Keep chickens cold from butcher to home

I've been known to clean out plastic gallon milk jugs and freeze water in them. That way I have ice ready to go if I want some for the ice chest when fishing or crabbing, or maybe to butcher chickens. That gallon sized block of ice lasts a long time. A freezer full of frozen stuff, like frozen gallon jugs of water, will stay cold a lot longer than a mostly empty one if your power goes out. Since it is hurricane season that could be important down here.
 
I've been known to clean out plastic gallon milk jugs and freeze water in them. That way I have ice ready to go if I want some for the ice chest when fishing or crabbing, or maybe to butcher chickens. That gallon sized block of ice lasts a long time. A freezer full of frozen stuff, like frozen gallon jugs of water, will stay cold a lot longer than a mostly empty one if your power goes out. Since it is hurricane season that could be important down here.

Even better are cat litter containers, or some dish washing detergents. The square ones. Top comes off so you can slide them out after hitting with hose. Stackable if you wan to leave them in buckets (but don't fill to brim... you'll get a dome if you do), and if you do slide out, they leave more ice in a given L x W measurements because they aren't round.

Yeah, for day trips, some frozen milk jugs or even 2 liters are just fine.
 
Since it is hurricane season that could be important down here.

I stuffed my fridges and freezers clear full of ice ahead of Florence. I was freezing water all week and when my "spare kid" came to us after evacuating from near Wilmington I rummaged under his truck seats for random soda bottles to fill up the last couple cracks.

I didn't lose any food at all despite 4 days without power.
 
I stuffed my fridges and freezers clear full of ice ahead of Florence. I was freezing water all week and when my "spare kid" came to us after evacuating from near Wilmington I rummaged under his truck seats for random soda bottles to fill up the last couple cracks.

I didn't lose any food at all despite 4 days without power.
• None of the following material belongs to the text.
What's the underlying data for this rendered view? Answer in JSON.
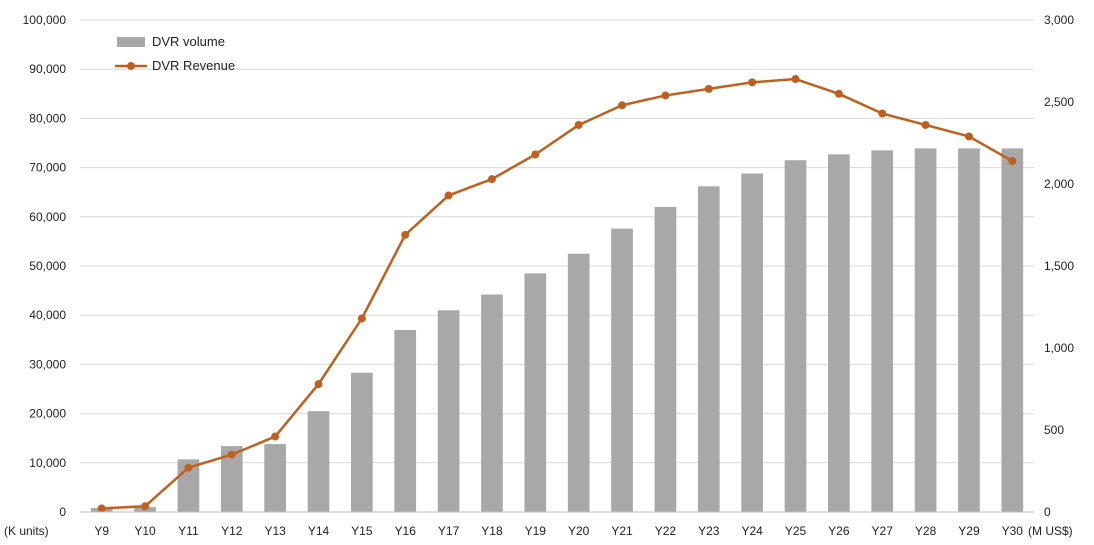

Kept all of our food with generator after Michael. I think that was about two weeks, which considering we had ZERO power grid (literally... 95% of all poles where down... all wind driven), was honestly amazing. What was way worse was not having water for about 10... which again... considering the damage from trees coming down and 100+ year old infrastructure, was amazing. I don't recommend a direct hit from a 155 mph sustained to anybody.
 
Kept all of our food with generator after Michael. I think that was about two weeks, which considering we had ZERO power grid (literally... 95% of all poles where down... all wind driven), was honestly amazing. What was way worse was not having water for about 10... which again... considering the damage from trees coming down and 100+ year old infrastructure, was amazing. I don't recommend a direct hit from a 155 mph sustained to anybody.

I am far enough inland and was on high enough ground that we didn't get the kind of raw damage power that many people did from the storms.

But my husband couldn't get to work for two weeks because a small river normally a good 20 feet below the bridge topped the bridge for days.